Koronavirüsü atlatanlar yeniden yakalanabilir
Koronavirüsü atlatanların hastalığa tekrar yakalanabileceği tartışmalarına da değinen Buğdacı, şunları kaydetti:
"Bir daha yakalanır mıyız? Aslında evet, yakalanabiliriz. Aşılanmış kişiler de yeniden yakalanabilir. Bu yakanlanma dönemini daha hafif atlatacaklarını söyleyebiliriz. Ancak bu antikorlar hiç koruyucu olmayabilir mi? Önemli bir tartışma konusu.
Buna benzer bir senaryoyu hepatit virüsünde yaşadık. Hepatit virüsünde antikorların olmadığı hastalar karşımıza çıkmıştı. Ve hasta yeniden tekrar virüsle karşılaştığında antikorların yeniden ortaya çıktığını gördük.
Bu anlamda antikorların yokluğu demek etkisizliği anlamına gelmiyor. Antikorlar düşse de hafıza hücreler ömür boyu faaldir çünkü."
"Aşı çıkarsa başarılı olma ihtimali çok yüksek"
Virüsle mücadelede aşının önemine değinen Buğdacı, şöyle devam etti:
"Aşı olmasaydı çiçek hastalığı dünyada yok edilemezdi. Elbette bir takım riskler var. Her ilacın bir takım yan etkileri var ve bunlar kabul edilebilir yan etkilerdir. Bunlar aşı için de geçerli. Kar-zarar dengesinde yararının çok fazla olduğu ortada.

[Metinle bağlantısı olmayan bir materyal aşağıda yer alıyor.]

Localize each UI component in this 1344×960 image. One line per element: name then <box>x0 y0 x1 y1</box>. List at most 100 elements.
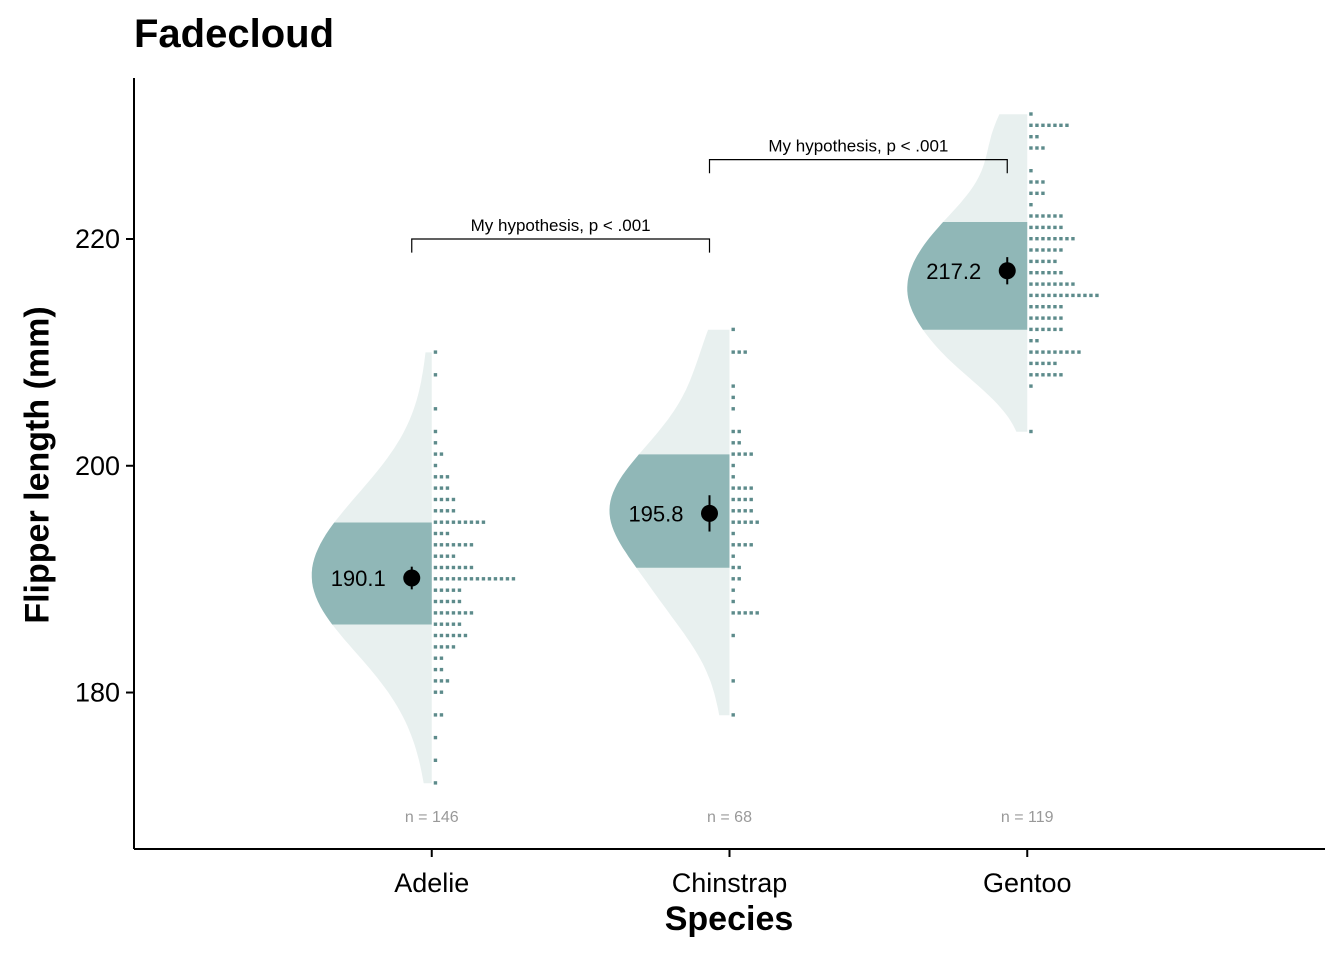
data-dot <box>1059 327 1063 332</box>
y-tick-label: 180 <box>75 678 120 708</box>
data-dot <box>433 520 438 524</box>
data-dot <box>1047 316 1051 320</box>
data-dot <box>1071 293 1075 298</box>
data-dot <box>1059 350 1063 354</box>
data-dot <box>457 599 462 604</box>
data-dot <box>1047 361 1051 366</box>
data-dot <box>451 645 456 649</box>
data-dot <box>1041 293 1045 298</box>
data-dot <box>505 577 510 581</box>
data-dot <box>749 520 753 524</box>
data-dot <box>1095 293 1099 298</box>
data-dot <box>737 452 741 456</box>
data-dot <box>1041 259 1045 264</box>
y-tick-label: 220 <box>75 224 120 254</box>
data-dot <box>433 429 438 434</box>
data-dot <box>731 463 735 468</box>
data-dot <box>445 611 450 615</box>
data-dot <box>1035 316 1039 320</box>
data-dot <box>1035 305 1039 309</box>
data-dot <box>1029 237 1033 241</box>
data-dot <box>1029 146 1033 150</box>
data-dot <box>433 373 438 377</box>
data-dot <box>433 781 438 785</box>
data-dot <box>749 611 753 615</box>
data-dot <box>1029 123 1033 127</box>
data-dot <box>731 497 735 502</box>
data-dot <box>433 622 438 626</box>
data-dot <box>731 599 735 604</box>
data-dot <box>1041 214 1045 218</box>
data-dot <box>1047 271 1051 275</box>
data-dot <box>737 497 741 502</box>
data-dot <box>737 486 741 490</box>
data-dot <box>457 543 462 547</box>
data-dot <box>1059 282 1063 286</box>
data-dot <box>433 735 438 740</box>
data-dot <box>445 509 450 513</box>
data-dot <box>1053 350 1057 354</box>
data-dot <box>1041 248 1045 252</box>
mean-point-adelie <box>403 569 421 587</box>
data-dot <box>439 531 444 536</box>
data-dot <box>1029 384 1033 388</box>
data-dot <box>737 441 741 445</box>
significance-bracket <box>708 159 1008 174</box>
data-dot <box>1029 259 1033 264</box>
data-dot <box>451 554 456 558</box>
data-dot <box>1029 135 1033 139</box>
data-dot <box>1029 293 1033 298</box>
data-dot <box>469 565 474 570</box>
data-dot <box>1041 361 1045 366</box>
data-dot <box>433 713 438 717</box>
data-dot <box>731 384 735 388</box>
data-dot <box>1029 191 1033 195</box>
mean-point-chinstrap <box>701 504 718 522</box>
data-dot <box>743 509 747 513</box>
data-dot <box>1053 316 1057 320</box>
data-dot <box>433 441 438 445</box>
data-dot <box>469 611 474 615</box>
data-dot <box>433 577 438 581</box>
data-dot <box>731 350 735 354</box>
data-dot <box>731 327 735 332</box>
data-dot <box>451 509 456 513</box>
data-dot <box>1041 327 1045 332</box>
data-dot <box>1047 248 1051 252</box>
data-dot <box>1041 237 1045 241</box>
data-dot <box>451 633 456 638</box>
data-dot <box>731 713 735 717</box>
data-dot <box>1035 237 1039 241</box>
data-dot <box>1029 350 1033 354</box>
data-dot <box>439 656 444 660</box>
data-dot <box>1041 373 1045 377</box>
data-dot <box>445 565 450 570</box>
data-dot <box>445 486 450 490</box>
data-dot <box>481 520 486 524</box>
data-dot <box>737 350 741 354</box>
data-dot <box>1077 293 1081 298</box>
data-dot <box>1029 282 1033 286</box>
data-dot <box>1047 225 1051 230</box>
data-dot <box>1029 429 1033 434</box>
data-dot <box>439 509 444 513</box>
data-dot <box>1053 361 1057 366</box>
data-dot <box>743 350 747 354</box>
data-dot <box>433 509 438 513</box>
data-dot <box>1059 225 1063 230</box>
data-dot <box>433 690 438 694</box>
data-dot <box>1071 350 1075 354</box>
data-dot <box>1035 361 1039 366</box>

Alüminyumdan kaynaklı demans riski yok denecek kadar az. Bu kaygının yanlış olduğunu düşünüyorum. Aşıyla dünyada bir çok hastalığı önledik. Çocuk ölüm oranları düştü. Aşı konusunun medyada sürekli işlenmesi duyarsızlığa neden oluyor.
Hatta hiç aşı çıkmayacak algısına neden oluyor. Aşı her virüste başarılı da olamıyor. Mesala HIV, Hepatit C gibi. Virüsün genetik yapısının çok değişmediğinin altını çizeyim. Diğer influenza virüsleri gibi değil. Ancak eğer aşı çıkarsa başarılı olma ihtimali çok yüksek."